Заскорбел тогда душою святой Алий и говорит Соуджу: «А я все-таки оставлю тебе осленка; будешь его кормить». Сказал осленку слово — тот остановился. «Ты ошалел, старый! — кричит хан. — Зябирай внучка!» — «Нет, — отвечает Алий, — мое слово крепко: будешь кормить этого зверя. Не захотел кормить его тихим и добрым — будешь кормить его злым; не хотел кормить ячменем — будешь кормить мясом». — «Не человечьим ли?» — смеется Соудж. «Да, и человечьим по твоему слову». Сказал Алий и поехал. А осленок стоит. «Пошел, догоняй своих!» — кричит Соудж и бьет его нагайкой. Вся спина в черных полосах стала, а от них — расходится по шерсти красная кровь: а все стоит осленок по заклятию святого Алия. «Смотри, — хохочет вдогонку святому Соудж, — каким полосатым красавцем стал твой внучек, старый ишачище! Гей, джигиты, срубите ему с хвоста кисточку, чтобы старику было чем обмахивать свои гнилые кости. И уши подрежьте, чтобы стал еще красивее дареный нам зверь!» Подскочили джигиты, срезали уши ишаку — по самый почти корень. Обернулся на холме — далеко уже уехал — Алий, поклонился умученному осленку. А Соуджу мало. «Укоротите, — кричит, — ему морду: слишком много корму посулил ему старый дурак». Ударил джигит секирой — снес осленку половину морды, кричит в испуге: «Кровь нейдет из разруба, великий Соудж, и зубы все вобрались в челюстную основу, и осколки костей приросли клыками, страшнее кабаньих клыков». — «Не робей, — отвечает хан, — колдовство для грудных ребят! Подруби ему копыта — далеко не уйдет». Четыре секиры — на четыре ноги. Ударили разом… И снова кричит Соуджу любимый джигит: «Беда, таксыр, не идет кровь, налила ноги — стали они гибкими и толстыми, и осколки костей вросли когтями под кожу». Вздыбился под Соуджем конь… диковинный зверь стоит на месте осленка: клыки и когти, лоб широкий и крепкий, красно-желтая в черных полосах шерсть. «Подай копье — не быть бы худу!» Не успел подбежать джигит: пригнулся зверь, ухватил его поперек тела и ринулся в камыши. А Алий из далекого далека говорит: «Не хотел кормить ишачонка, будешь кормить тигров». Так по слову его и сталось. Опомнился Соудж — да поздно. С тех пор дает Бальджуан пищу тиграм не споря.

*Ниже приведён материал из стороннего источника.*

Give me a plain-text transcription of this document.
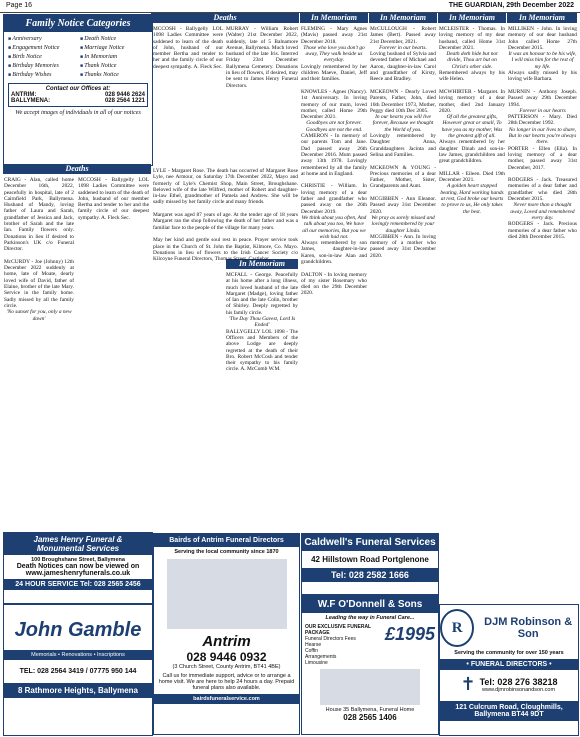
Page 16	THE GUARDIAN, 29th December 2022
Family Notice Categories
■ Anniversary	■ Death Notice
■ Engagement Notice	■ Marriage Notice
■ Birth Notice	■ In Memoriam
■ Birthday Memories	■ Thank Notice
■ Birthday Wishes	■ Thanks Notice
Contact our Offices at:
ANTRIM:	028 9446 2624
BALLYMENA:	028 2564 1221
We accept images of individuals in all of our notices
Deaths
Deaths	In Memoriam	In Memoriam	In Memoriam	In Memoriam
In Memoriam
CRAIG - Alan, called home December 16th, 2022, peacefully in hospital, late of 2 Cairnfield Park, Ballymena. Husband of Mandy, loving father of Laura and Sarah, grandfather of Jessica and Jack, brother of Sarah and the late Ian. Family flowers only. Donations in lieu if desired to Parkinson's UK c/o Funeral Director.

McCURDY - Joe (Johnny) 12th December 2022 suddenly at home, late of Moate, dearly loved wife of David, father of Elaine, brother of the late Mary. Service in the family home. Sadly missed by all the family circle.
'No sunset for you, only a new dawn'
MCCOSH - Ballygelly LOL 1098 Ladies Committee were saddened to learn of the death of John, husband of our member Bertha and tender to her and the family circle of our deepest sympathy. A. Fleck Sec.
MCCOSH - Ballygelly LOL 1098 Ladies Committee were saddened to learn of the death of John, husband of our member Bertha and tender to her and the family circle of our deepest sympathy. A. Fleck Sec.
LYLE - Margaret Rose. The death has occurred of Margaret Rose Lyle, nee Armour, on Saturday 17th December 2022, Mayo and formerly of Lyle's Chemist Shop, Main Street, Broughshane. Beloved wife of the late Wilfred, mother of Robert and daughter-in-law Ethel, grandmother of Pamela and Andrew. She will be sadly missed by her family circle and many friends.

Margaret was aged 87 years of age. At the tender age of 18 years Margaret ran the shop following the death of her father and was a familiar face to the people of the village for many years.

May her kind and gentle soul rest in peace. Prayer service took place in the Church of St. John the Baptist, Kilmore, Co. Mayo. Donations in lieu of flowers to the Irish Cancer Society c/o Kilcoyne Funeral Directors, Thomas Street, Castlebar.
MURRAY - William Robert (Walter) 21st December 2022, suddenly, late of 5 Balnamore Avenue, Ballymena. Much loved husband of the late Iris. Interred Friday 23rd December Ballymena Cemetery. Donations in lieu of flowers, if desired, may be sent to James Henry Funeral Directors.
MCFALL - George. Peacefully at his home after a long illness, much loved husband of the late Margaret (Madge), loving father of Ian and the late Colin, brother of Shirley. Deeply regretted by his family circle.
'The Day Thou Gavest, Lord Is Ended'
BALLYGELLY LOL 1098 - The Officers and Members of the above Lodge are deeply regretted at the death of their Bro. Robert McCosh and tender their sympathy to his family circle. A. McComb W.M.
FLEMING - Mary Agnes (Mavis) passed away 21st December 2018.
Those who love you don't go away, They walk beside us everyday.
Lovingly remembered by her children Maeve, Daniel, Jeff and their families.

KNOWLES - Agnes (Nancy). 1st Anniversary. In loving memory of our mum, loved mother, called Home 29th December 2021.
Goodbyes are not forever. Goodbyes are not the end.
CAMERON - In memory of our parents Tom and Jane. Dad passed away 26th December 2016. Mum passed away 13th 1978. Lovingly remembered by all the family at home and in England.

CHRISTIE - William. In loving memory of a dear father and grandfather who passed away on the 26th December 2019.
We think about you often, And talk about you too, We have all our memories, But you we wish had not.
Always remembered by son James, daughter-in-law Karen, son-in-law Alan and grandchildren.

DALTON - In loving memory of my sister Rosemary who died on the 29th December 2020.
McCULLOUGH - Robert James (Bert). Passed away 21st December, 2021.
Forever in our hearts.
Loving husband of Sylvia and devoted father of Michael and Aaron, daughter-in-law Carol and grandfather of Kirsty, Reece and Bradley.

MCKEOWN - Dearly Loved Parents, Father, John, died 16th December 1973, Mother, Peggy died 10th Dec 2005.
In our hearts you will live forever, Because we thought the World of you.
Lovingly remembered by Daughter Anna, Granddaughters Jacinta and Selina and Families.

MCKEOWN & YOUNG - Precious memories of a dear Father, Mother, Sister, Grandparents and Aunt.

MCGIBBEN - Ann Eleanor. Passed away 31st December 2020.
We pray as sorely missed and lovingly remembered by your daughter Linda.
MCGIBBEN - Ann. In loving memory of a mother who passed away 31st December 2020.
MCLEISTER - Thomas. In loving memory of my dear husband, called Home 31st December 2021.
Death doth hide but not divide, Thou art but on Christ's other side.
Remembered always by his wife Helen.

MCWHIRTER - Margaret. In loving memory of a dear mother, died 2nd January 2020.
Of all the greatest gifts, However great or small, To have you as my mother, Was the greatest gift of all.
Always remembered by her daughter Dinah and son-in-law James, grandchildren and great grandchildren.

MILLAR - Eileen. Died 19th December 2021.
A golden heart stopped beating, Hard working hands at rest, God broke our hearts to prove to us, He only takes the best.
MILLIKEN - John. In loving memory of our dear husband John called Home 27th December 2015.
It was an honour to be his wife, I will miss him for the rest of my life.
Always sadly missed by his loving wife Barbara.

MURNIN - Anthony Joseph. Passed away 29th December 1994.
Forever in our hearts
PATTERSON - Mary. Died 28th December 1992.
No longer in our lives to share, But in our hearts you're always there.
PORTER - Ellen (Ella). In loving memory of a dear mother, passed away 31st December, 2017.

RODGERS - Jack. Treasured memories of a dear father and grandfather who died 28th December 2015.
Never more than a thought away, Loved and remembered every day.
RODGERS - Jack. Precious memories of a dear father who died 28th December 2015.
James Henry Funeral &
Monumental Services
100 Broughshane Street, Ballymena
Death Notices can now be viewed on
www.jameshenryfunerals.co.uk
24 HOUR SERVICE Tel: 028 2565 2456
John Gamble
Memorials • Renovations • Inscriptions
TEL: 028 2564 3419 / 07775 950 144
8 Rathmore Heights, Ballymena
Bairds of Antrim Funeral Directors
Serving the local community since 1870
Antrim
028 9446 0932
(3 Church Street, County Antrim, BT41 4BE)
Call us for immediate support, advice or to arrange a home visit. We are here to help 24 hours a day. Prepaid funeral plans also available.
bairdsfuneralservice.com
Caldwell's Funeral Services
42 Hillstown Road Portglenone
Tel: 028 2582 1666
W.F O'Donnell & Sons
Leading the way in Funeral Care...
OUR EXCLUSIVE FUNERAL PACKAGE
Funeral Directors Fees
Hearse
Coffin
Arrangements
Limousine
£1995
House 35 Ballymena, Funeral Home
028 2565 1406
R	DJM Robinson & Son
Serving the community for over 150 years
• FUNERAL DIRECTORS •
✝ Tel: 028 276 38218
www.djmrobinsonandson.com
121 Culcrum Road, Cloughmills, Ballymena BT44 9DT
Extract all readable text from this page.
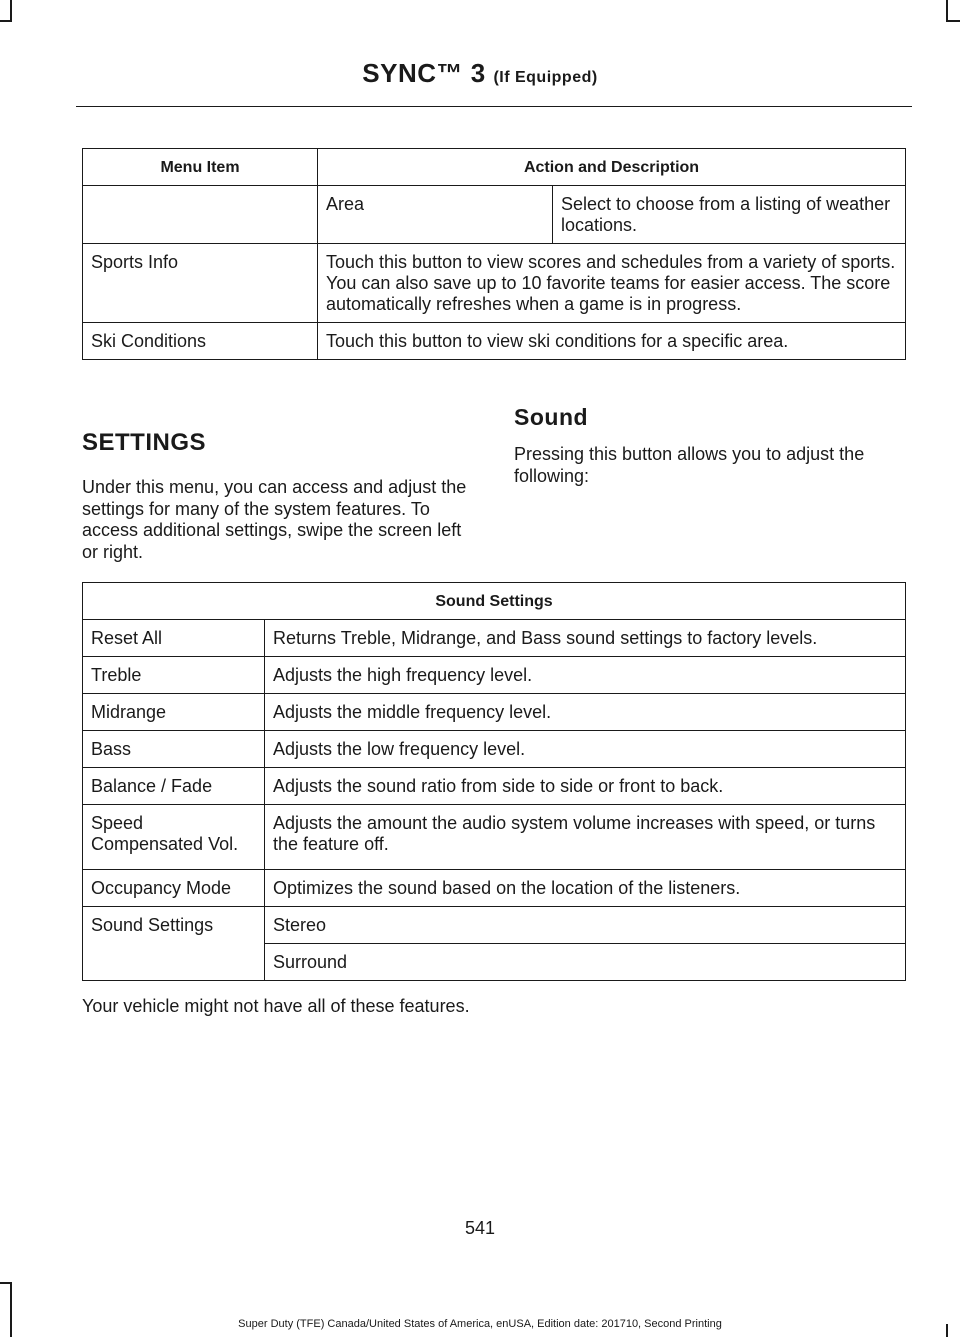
SYNC™ 3 (If Equipped)
Menu Item	Action and Description	
	Area	Select to choose from a listing of weather locations.
Sports Info	Touch this button to view scores and schedules from a variety of sports. You can also save up to 10 favorite teams for easier access. The score automatically refreshes when a game is in progress.	
Ski Conditions	Touch this button to view ski conditions for a specific area.	
SETTINGS
Under this menu, you can access and adjust the settings for many of the system features. To access additional settings, swipe the screen left or right.
Sound
Pressing this button allows you to adjust the following:
Sound Settings	
Reset All	Returns Treble, Midrange, and Bass sound settings to factory levels.
Treble	Adjusts the high frequency level.
Midrange	Adjusts the middle frequency level.
Bass	Adjusts the low frequency level.
Balance / Fade	Adjusts the sound ratio from side to side or front to back.
Speed Compensated Vol.	Adjusts the amount the audio system volume increases with speed, or turns the feature off.
Occupancy Mode	Optimizes the sound based on the location of the listeners.
Sound Settings	Stereo
	Surround
Your vehicle might not have all of these features.
541
Super Duty (TFE) Canada/United States of America, enUSA, Edition date: 201710, Second Printing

— Что же, так и не пытались бальджуанцы сбросить наложенную на них тигрью власть? — негодующе вскинул глаза на рассказчика Гассан. — Разве перевелись джигиты в Бальджуане?

— Пытались, — потупясь отвечал посумрачневший сразу караул-беги. — Ходили в камыши — и одиночным боем и всею ордой. Нет пользы. Убьют одного тигра — на место его десять других. И новые эти уже не на одно пропитание свое берут скота сколько надо, а мстят: после большой — деды помнят — охоты (четырех тигров убили) вовсе не стало житья в Бальджуане: резали тигры, что ни день, и людей и скот. Загрызут, бросят: на посмех. Горе чистое. Ушли тогда на богомолье старики, и сказал им, на паломничестве их, великий святой, из потомков самого Алия: «Вами самими сотворен тигр; но над тем, что сотворил человек, не властен уже и бог». С тем и вернулись. Посудили — и решили: перенести город выше по реке, где камышей нет.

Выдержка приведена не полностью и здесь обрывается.